Recently, the US held a cyber warfrare-style wargame. I was very interested in watching this happen, largely to see if the simulated elected officials were as unprepared as I had thought they were. I did wonder, however, why they were choosing to make public the results of this wargame. They were even live-broadcasting it. Was this an example of the openness of the new administration? What fun!
But after reading the results, I’m no longer amused at the prospect of an unprepared, over-encumbered government unable to keep up with the times – I’m in shock at how “with the times” they are, just in an entirely oblique aspect.
The scary parts of the article I linked are here:
Half an hour into an emergency meeting of a mock National Security Council, the attorney general declared: “We don’t have the authority in this nation as a government to quarantine people’s cellphones.”
The White House cyber coordinator was “shocked” and asserted: “If we don’t have the authority, the attorney general ought to find it.”

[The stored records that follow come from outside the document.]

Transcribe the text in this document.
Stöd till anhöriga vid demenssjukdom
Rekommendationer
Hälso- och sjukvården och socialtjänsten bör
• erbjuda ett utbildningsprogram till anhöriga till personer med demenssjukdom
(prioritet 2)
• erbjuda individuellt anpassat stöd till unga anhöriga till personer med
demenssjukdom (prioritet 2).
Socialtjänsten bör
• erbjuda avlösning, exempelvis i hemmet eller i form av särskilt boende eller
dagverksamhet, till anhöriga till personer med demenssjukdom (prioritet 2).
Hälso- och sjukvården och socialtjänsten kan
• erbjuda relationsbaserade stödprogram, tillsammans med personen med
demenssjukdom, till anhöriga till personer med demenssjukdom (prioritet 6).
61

Former senior officials from Republican and Democratic administrations participated in the war game, as did one former senator. Jamie S. Gorelick, a deputy attorney general under President Bill Clinton, pressed the issue of individual privacy. In a crisis, she said, “Americans need to know that they should not expect to have their cellphone and other communications to be private — not if the government is going to have to take aggressive action to tamp down the threat.”
“People have trouble understanding warnings,” said John McLaughlin, who served as acting CIA director in 2004 and who played the director of national intelligence. “It was only after Sept. 11 that people could visualize what was possible. The usefulness of the simulation is it will help people visualize [the threat].”
Yes, and we all know how safe the precautions taken after 9/11 have made everyone, and how much they’ve enriched everyone’s lives.
It’s pretty clear – you don’t even have to read between the lines. This wasn’t a public example of the United States’ actual response to a credible cyber-threat, it was Security Theatre, but a dangerous new definition thereof: A sham bit of theatre about security, intended to cow the audience into submitting to brand new invasions of privacy.
Still not convinced? Let me leave you with one more quote:
Lockhart said that people would be scared by the simulation but that “that’s a good thing.” Only then, he said, would Congress act.